Dalam RUPST ini, para pemegang saham menyetujui Laporan Tahunan dan mengesahkan Laporan Keuangan PME Tahun Buku 2025.

Selain itu, rapat menetapkan beberapa keputusan penting seperti alokasi penggunaan laba bersih, penunjukan Kantor Akuntan Publik untuk Tahun Buku 2026, serta struktur remunerasi bagi jajaran Direksi dan Dewan Komisaris.

Berdasarkan laporan perusahaan, PME membukukan laba bersih sebesar Rp 13,32 miliar, EBITDA Rp 33,98 miliar, dan total aset senilai Rp 441,08 miliar pada tahun buku 2025.

Laporan keuangan tersebut mendapatkan opini audit “Wajar Dalam Semua Hal yang Material”. Dari indikator kesehatan perusahaan, PME meraih skor 78,26 atau masuk dalam kategori Sehat (A).

Direktur PME, Heri Santika Permana, memaparkan bahwa sepanjang 2025 perusahaan fokus pada penguatan operasional dan mitigasi risiko keselamatan kerja.

“Dari aspek HSSE, PME mencatatkan zero accident, 1,18 juta safe man-hours, serta nilai LTIR dan TRIR nihil sepanjang tahun 2025,” jelas Heri.

Baca Juga: KPK Panggil Mantan Direksi PT Pelabuhan Penajam soal PPT ET

Di sektor operasional, segmen Underwater Services merealisasikan 59 proyek atau setara dengan 268,75% dari target Rencana Kerja dan Anggaran Perusahaan (RKAP).

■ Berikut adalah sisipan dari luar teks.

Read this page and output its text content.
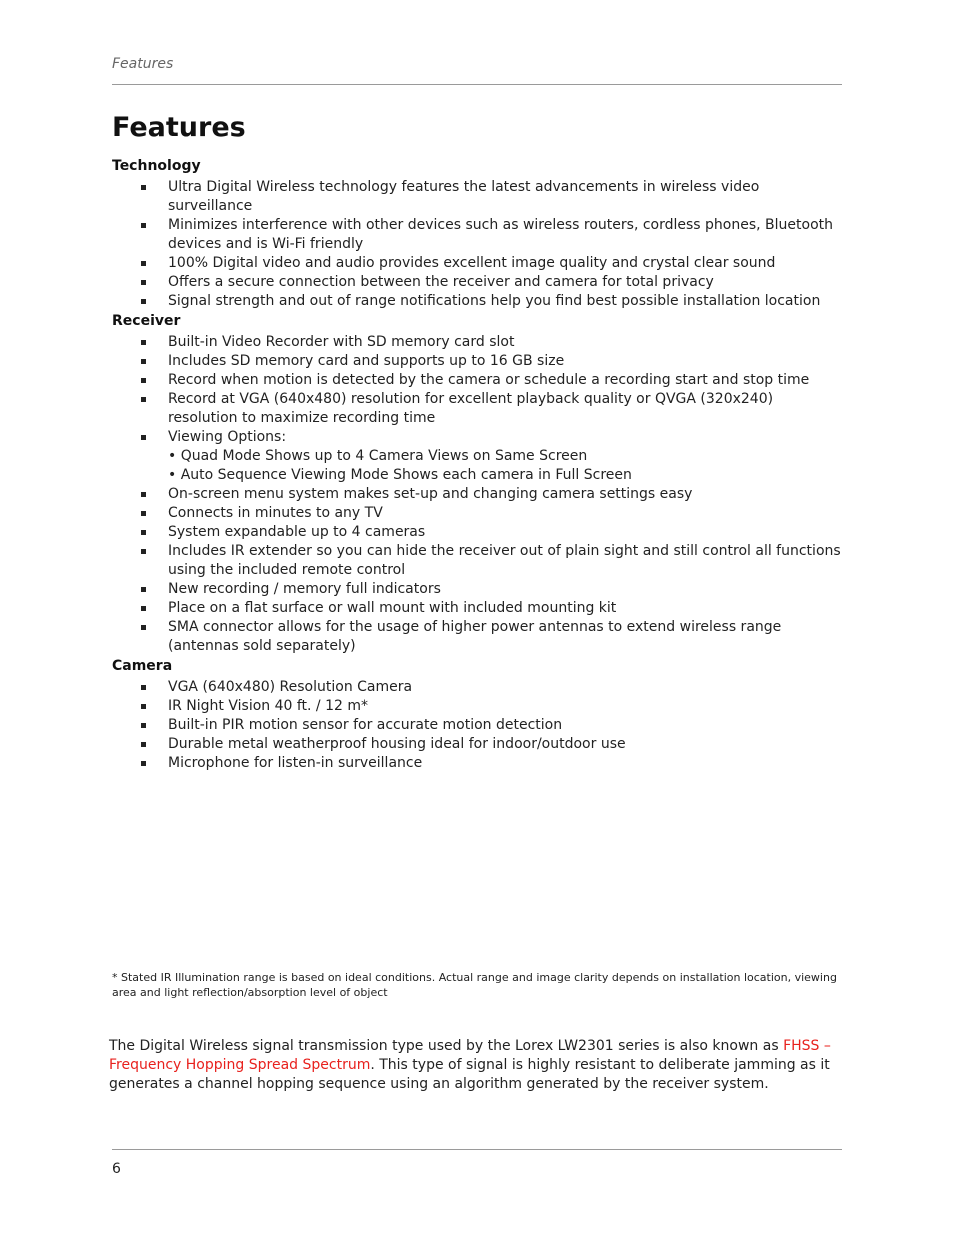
Features
Features
Technology
Ultra Digital Wireless technology features the latest advancements in wireless video surveillance
Minimizes interference with other devices such as wireless routers, cordless phones, Bluetooth devices and is Wi-Fi friendly
100% Digital video and audio provides excellent image quality and crystal clear sound
Offers a secure connection between the receiver and camera for total privacy
Signal strength and out of range notifications help you find best possible installation location
Receiver
Built-in Video Recorder with SD memory card slot
Includes SD memory card and supports up to 16 GB size
Record when motion is detected by the camera or schedule a recording start and stop time
Record at VGA (640x480) resolution for excellent playback quality or QVGA (320x240) resolution to maximize recording time
Viewing Options:
• Quad Mode Shows up to 4 Camera Views on Same Screen
• Auto Sequence Viewing Mode Shows each camera in Full Screen
On-screen menu system makes set-up and changing camera settings easy
Connects in minutes to any TV
System expandable up to 4 cameras
Includes IR extender so you can hide the receiver out of plain sight and still control all functions using the included remote control
New recording / memory full indicators
Place on a flat surface or wall mount with included mounting kit
SMA connector allows for the usage of higher power antennas to extend wireless range (antennas sold separately)
Camera
VGA (640x480) Resolution Camera
IR Night Vision 40 ft. / 12 m*
Built-in PIR motion sensor for accurate motion detection
Durable metal weatherproof housing ideal for indoor/outdoor use
Microphone for listen-in surveillance
* Stated IR Illumination range is based on ideal conditions. Actual range and image clarity depends on installation location, viewing area and light reflection/absorption level of object

The Digital Wireless signal transmission type used by the Lorex LW2301 series is also known as FHSS – Frequency Hopping Spread Spectrum. This type of signal is highly resistant to deliberate jamming as it generates a channel hopping sequence using an algorithm generated by the receiver system.

6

Capaian di segmen Waste Management dan Dockyard juga dilaporkan melampaui target berkala. Guna menunjang kapasitas operasional ke depan, perusahaan telah merealisasikan belanja modal berupa pengadaan Launch Arm Recovery System (LARS) serta Underwater Drone.

Respon dan Arahan Pemegang Saham

Merespon paparan tersebut, Direktur Armada PT Pertamina Trans Kontinental, Dewi Susanti, menyampaikan catatan terkait aspek operasional dan keselamatan.

Untuk rencana jangka panjang, pemegang saham meminta manajemen PME untuk memperketat tata kelola dan bertindak terukur dalam melihat peluang pasar.

"Ke depan, PME diharapkan terus memperkuat tata kelola perusahaan, mengoptimalkan investasi, dan menangkap peluang bisnis secara lebih agresif namun tetap terukur,” kata Dewi.

Senada dengan hal tersebut, Direktur Utama PT Pertamina Energy Terminal, Bayu Prostiyono, mengingatkan pentingnya basis kajian yang matang dalam setiap rencana ekspansi. Ia menekankan perlunya analisis risiko yang kuat, proyeksi profitabilitas yang realistis, serta implementasi Good Corporate Governance (GCG) yang konsisten.

Menutup rangkaian RUPST, manajemen PME menyatakan akan menjadikan arahan serta evaluasi pemegang saham sebagai acuan kerja untuk memperkuat operasional dan pengembangan kompetensi internal dalam melayani kebutuhan Pertamina Group maupun pasar eksternal.